Bu tanımlara bakılarak ihtilal, mevcut bir durumun ya da bir yaşama biçiminin ya da bir toplum düzeninin birdenbire sarsılması olarak değerlendirilebilir. Tedricî değişiklik ve gelişmenin (evrim/evolution) tersini ifade etmektedir. Siyasî anlamda ise ihtilal “devletin temel kanunu olan anayasanın, kendi içinde belirtilen kanun yollarından yapılacak değişiklikler yerine birdenbire ve hukuk dışı yollardan ortadan kaldırılması” şeklinde ifade edilmektedir.
İHTİLALCİ / DEVRİMCİ TERÖRİZM
Kurulu siyasal sistemin/düzenin meşru kabul etmediği şekilde şiddete başvurarak sistemi/ düzeni yıkmayı ve yerine yeni bir sistem/düzen getirmeyi hedefleyen hareketler İhtilalci/ Devrimci Terörizm olarak tanımlanabilir. Terörizm, küçük grupların siyasal etki oluşturabilmeleri ve varlıklarını duyurabilmeleri açısından güçlü bir strateji olması dolayısıyla sisteme/düzene karşıt olan ve onun şiddetten başka bir yol ile değiştirilemeyeceği düşüncesiyle hareket eden grupların, özgürleştirici bir sistem oluşturmak söylemiyle İhtilalci/Devrimci Terörizme başvurduğu ifade edilebilir.
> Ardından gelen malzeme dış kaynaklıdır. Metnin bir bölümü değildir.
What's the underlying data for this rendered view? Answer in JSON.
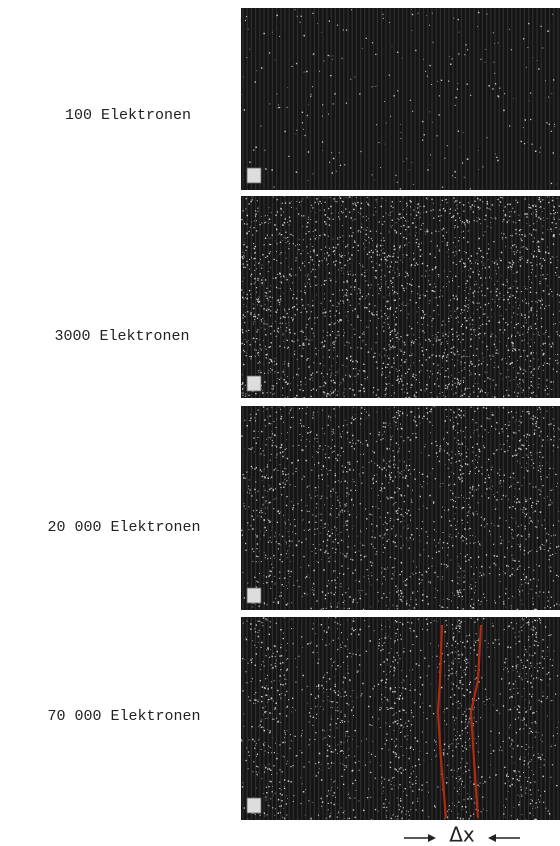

İhtilalci/Devrimci Terörizm’de, sistemin/düzenin değiştirilmesi sürecinde halk desteğinin sağlanması esaslı bir unsurdur. Toplumu ya da toplumsal kesimleri devlete ve siyasi iktidara karşı kışkırtmak, tahrik etmek ve galeyana getirmek suretiyle bir nevi iç savaş, uzun süreli halk ayaklanması veya isyan/ayaklanma hareketi oluşturmayı ve nihayetinde devleti çökertmeyi ve mevcut siyasi düzeni değiştirmeyi hedefleyen bu terörizm biçiminde; sabotaj, suikast, silahlı/ bombalı saldırı, silahlı soygun, adam kaçırma ve gasp eylemleri yoğun bir biçimde kullanılan eylem tarzları arasındadır. İhtilalci/Devrimci Terörizm’de, ihtilalciler/devrimciler yerleşik düzen karşısında şiddet kullanmayı meşru kabul eder.
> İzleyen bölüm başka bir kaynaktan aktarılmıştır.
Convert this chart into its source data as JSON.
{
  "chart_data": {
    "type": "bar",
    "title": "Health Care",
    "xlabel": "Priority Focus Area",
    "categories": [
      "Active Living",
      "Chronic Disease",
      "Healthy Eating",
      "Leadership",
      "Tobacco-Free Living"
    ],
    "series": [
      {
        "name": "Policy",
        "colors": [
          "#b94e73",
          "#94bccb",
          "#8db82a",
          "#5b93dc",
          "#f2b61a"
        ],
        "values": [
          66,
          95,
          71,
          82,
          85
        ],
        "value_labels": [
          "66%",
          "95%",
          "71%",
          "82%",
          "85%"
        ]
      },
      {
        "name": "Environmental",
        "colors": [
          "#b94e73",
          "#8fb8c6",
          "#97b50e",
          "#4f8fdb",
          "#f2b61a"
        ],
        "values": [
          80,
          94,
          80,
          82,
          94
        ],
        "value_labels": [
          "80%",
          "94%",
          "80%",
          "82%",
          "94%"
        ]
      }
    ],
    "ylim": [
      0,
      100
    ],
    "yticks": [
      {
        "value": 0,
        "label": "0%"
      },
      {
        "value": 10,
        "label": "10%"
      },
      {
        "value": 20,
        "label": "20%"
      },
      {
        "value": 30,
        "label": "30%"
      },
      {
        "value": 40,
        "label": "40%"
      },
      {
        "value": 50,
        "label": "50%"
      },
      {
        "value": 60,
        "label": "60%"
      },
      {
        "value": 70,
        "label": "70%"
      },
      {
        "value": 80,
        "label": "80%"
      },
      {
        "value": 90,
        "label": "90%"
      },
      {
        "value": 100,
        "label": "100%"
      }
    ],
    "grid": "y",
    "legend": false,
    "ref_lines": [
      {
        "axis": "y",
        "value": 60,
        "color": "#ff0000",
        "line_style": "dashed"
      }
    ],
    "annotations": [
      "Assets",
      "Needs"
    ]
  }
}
Tarihsel açından İhtilalci/Devrimci Terörizme yoğunlukla başvuran örgütlerin Marksist-Leninist ideoloji ekseninde hareket ettiği, bunun da şiddetin ideolojinin bir parametresi olarak kabul edilmesinden ve ihtilal/devrim için koşulların şiddet ile olgunluk kazanacağı inancından kaynaklandığı ifade edilebilir. Bir diğer anlatımla, Marksist-Leninist literatürde yer alan sömürülen/ezilen toplumların uygulayacağı şiddetin meşru olduğu ve tarihsel bir zorunluluk arz ettiği anlatısından hareketle, kendisine ve uyguladığı şiddete meşruiyet kazandırmaya çalışan örgütlerin İhtilalci/Devrimci Terörizmin ana aktörleri olduğu belirtilebilir.